Speeding is another aggressive driving habit that can be dangerous and lead to car accidents, or at the very least result in a pricey speeding ticket! Always abide by the posted speed limit, and if driving conditions are poor — heavy rain; snow; a foggy night — reduce your speed to below the speed limit, to a place where you are certain you can maintain full control of your vehicle.

Defensive Drivers

A defensive driver, on the other hand, is someone who looks for potentially dangerous driving situations and actively works to avoid them. You may not be able to control the actions of other drivers, but practicing your defensive driving skills can help you avoid the dangers caused by other people’s bad driving.

The number one thing you can do behind the wheel to make yourself a defensive driver is to pay attention to your surroundings. Constantly scan ahead of you and check all of your mirrors for other cars, pedestrians, bicyclists, obstacles in the road, you name it — anything that might require you to react quickly to avoid a dangerous situation. It’s especially important to limit any distractions inside of the car, like talking on your cell phone or eating a to-go meal, so that you can focus exclusively on what’s going on around you on the roadway as you drive.

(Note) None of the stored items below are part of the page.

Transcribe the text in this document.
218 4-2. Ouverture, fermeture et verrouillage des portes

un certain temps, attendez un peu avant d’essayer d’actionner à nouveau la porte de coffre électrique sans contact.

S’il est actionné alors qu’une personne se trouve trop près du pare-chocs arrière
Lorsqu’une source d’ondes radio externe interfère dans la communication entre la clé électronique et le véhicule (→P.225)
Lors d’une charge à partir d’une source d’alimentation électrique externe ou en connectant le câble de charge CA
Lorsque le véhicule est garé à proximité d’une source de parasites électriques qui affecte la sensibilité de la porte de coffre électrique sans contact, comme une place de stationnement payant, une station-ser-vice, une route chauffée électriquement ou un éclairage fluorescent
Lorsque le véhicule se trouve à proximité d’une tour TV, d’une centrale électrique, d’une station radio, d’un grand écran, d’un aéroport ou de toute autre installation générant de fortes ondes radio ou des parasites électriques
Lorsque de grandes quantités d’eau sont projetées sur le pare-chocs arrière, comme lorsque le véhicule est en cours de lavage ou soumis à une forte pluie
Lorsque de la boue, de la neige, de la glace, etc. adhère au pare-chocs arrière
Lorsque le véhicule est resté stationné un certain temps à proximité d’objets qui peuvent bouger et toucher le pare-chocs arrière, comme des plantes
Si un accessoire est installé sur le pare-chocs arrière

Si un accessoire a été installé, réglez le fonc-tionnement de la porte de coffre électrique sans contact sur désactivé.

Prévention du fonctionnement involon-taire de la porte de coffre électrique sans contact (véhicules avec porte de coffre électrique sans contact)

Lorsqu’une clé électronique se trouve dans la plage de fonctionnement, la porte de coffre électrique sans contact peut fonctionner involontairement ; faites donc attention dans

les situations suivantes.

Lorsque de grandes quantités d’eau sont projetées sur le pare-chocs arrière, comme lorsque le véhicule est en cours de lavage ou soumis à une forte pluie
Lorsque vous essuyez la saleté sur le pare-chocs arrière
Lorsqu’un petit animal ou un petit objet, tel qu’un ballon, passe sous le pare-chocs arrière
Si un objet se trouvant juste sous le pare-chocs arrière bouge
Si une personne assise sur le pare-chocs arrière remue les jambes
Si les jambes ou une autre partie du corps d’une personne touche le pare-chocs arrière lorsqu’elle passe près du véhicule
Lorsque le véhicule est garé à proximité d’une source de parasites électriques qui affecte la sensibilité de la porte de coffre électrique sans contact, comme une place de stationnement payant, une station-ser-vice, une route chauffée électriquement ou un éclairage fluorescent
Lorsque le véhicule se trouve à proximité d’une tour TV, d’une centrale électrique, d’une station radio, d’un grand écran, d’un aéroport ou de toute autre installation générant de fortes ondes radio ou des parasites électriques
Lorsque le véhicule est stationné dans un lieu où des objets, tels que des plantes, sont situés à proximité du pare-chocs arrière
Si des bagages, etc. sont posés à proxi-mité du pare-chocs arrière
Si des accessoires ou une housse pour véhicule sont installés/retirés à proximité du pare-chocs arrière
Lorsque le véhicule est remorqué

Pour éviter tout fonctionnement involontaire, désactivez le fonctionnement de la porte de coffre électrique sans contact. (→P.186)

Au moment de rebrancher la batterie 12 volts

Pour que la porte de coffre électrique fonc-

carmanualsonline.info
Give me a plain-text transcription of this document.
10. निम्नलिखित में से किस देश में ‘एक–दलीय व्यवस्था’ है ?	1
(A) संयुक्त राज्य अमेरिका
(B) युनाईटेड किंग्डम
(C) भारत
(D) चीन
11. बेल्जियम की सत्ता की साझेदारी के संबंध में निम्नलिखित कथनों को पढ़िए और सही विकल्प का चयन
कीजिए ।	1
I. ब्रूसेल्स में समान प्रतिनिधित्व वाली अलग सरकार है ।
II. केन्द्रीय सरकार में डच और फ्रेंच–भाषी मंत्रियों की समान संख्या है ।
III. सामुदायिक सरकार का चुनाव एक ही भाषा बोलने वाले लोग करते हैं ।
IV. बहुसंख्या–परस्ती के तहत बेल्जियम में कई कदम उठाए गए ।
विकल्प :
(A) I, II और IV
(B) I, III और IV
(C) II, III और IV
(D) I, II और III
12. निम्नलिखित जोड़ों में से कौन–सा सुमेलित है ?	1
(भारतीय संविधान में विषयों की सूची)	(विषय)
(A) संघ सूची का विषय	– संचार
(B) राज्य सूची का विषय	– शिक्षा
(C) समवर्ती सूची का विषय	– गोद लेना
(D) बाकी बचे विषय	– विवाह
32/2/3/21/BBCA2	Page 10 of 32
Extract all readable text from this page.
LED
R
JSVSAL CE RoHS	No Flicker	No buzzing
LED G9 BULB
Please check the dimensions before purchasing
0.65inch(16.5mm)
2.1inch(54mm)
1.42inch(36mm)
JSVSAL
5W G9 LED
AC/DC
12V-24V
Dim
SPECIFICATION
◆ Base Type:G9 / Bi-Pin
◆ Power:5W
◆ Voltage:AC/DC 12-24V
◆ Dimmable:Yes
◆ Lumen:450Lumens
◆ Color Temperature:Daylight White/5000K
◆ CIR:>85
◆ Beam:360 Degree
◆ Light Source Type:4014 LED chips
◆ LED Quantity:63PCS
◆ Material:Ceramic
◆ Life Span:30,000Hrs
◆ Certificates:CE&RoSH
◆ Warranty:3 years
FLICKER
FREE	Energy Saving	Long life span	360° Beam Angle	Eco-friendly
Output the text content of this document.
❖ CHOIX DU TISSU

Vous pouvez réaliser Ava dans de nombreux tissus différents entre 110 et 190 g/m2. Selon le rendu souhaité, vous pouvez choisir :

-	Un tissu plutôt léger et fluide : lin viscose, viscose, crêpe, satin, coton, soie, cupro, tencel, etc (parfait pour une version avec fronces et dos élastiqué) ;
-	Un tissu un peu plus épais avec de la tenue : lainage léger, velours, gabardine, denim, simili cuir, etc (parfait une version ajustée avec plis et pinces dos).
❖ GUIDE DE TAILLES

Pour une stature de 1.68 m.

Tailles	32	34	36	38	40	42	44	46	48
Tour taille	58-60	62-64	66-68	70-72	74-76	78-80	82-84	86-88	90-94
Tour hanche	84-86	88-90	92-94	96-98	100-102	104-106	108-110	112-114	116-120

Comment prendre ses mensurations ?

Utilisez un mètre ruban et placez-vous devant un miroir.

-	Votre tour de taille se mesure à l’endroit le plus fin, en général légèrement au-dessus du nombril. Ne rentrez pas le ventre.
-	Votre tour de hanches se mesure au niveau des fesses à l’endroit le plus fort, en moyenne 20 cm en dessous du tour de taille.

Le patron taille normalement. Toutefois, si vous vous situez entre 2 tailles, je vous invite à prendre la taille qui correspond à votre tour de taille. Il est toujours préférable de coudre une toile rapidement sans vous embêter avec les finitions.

It’s also a smart idea to make a mental plan in different situations for how you would react if something were to go wrong — If the car ahead of you stopped suddenly, where could you safely steer to avoid a collision? If a car approaching an intersection ran the red light how would you react? If you are prepared for the worst-case scenario behind the wheel, you are in a much better position to react quickly and avoid a potential accident.

It can take patience to practice defensive driving, but making it a habit is one of the best ways to keep yourself safe while you’re out on the road. If you see an aggressive driver, do what you can to get out of their way and, if their dangerous driving has you concerned for the safety of others, call 9-1-1 to report the dangerous driving. All of us here at Burnett & Williams hope that you stay safe — and defensive! — behind the wheel.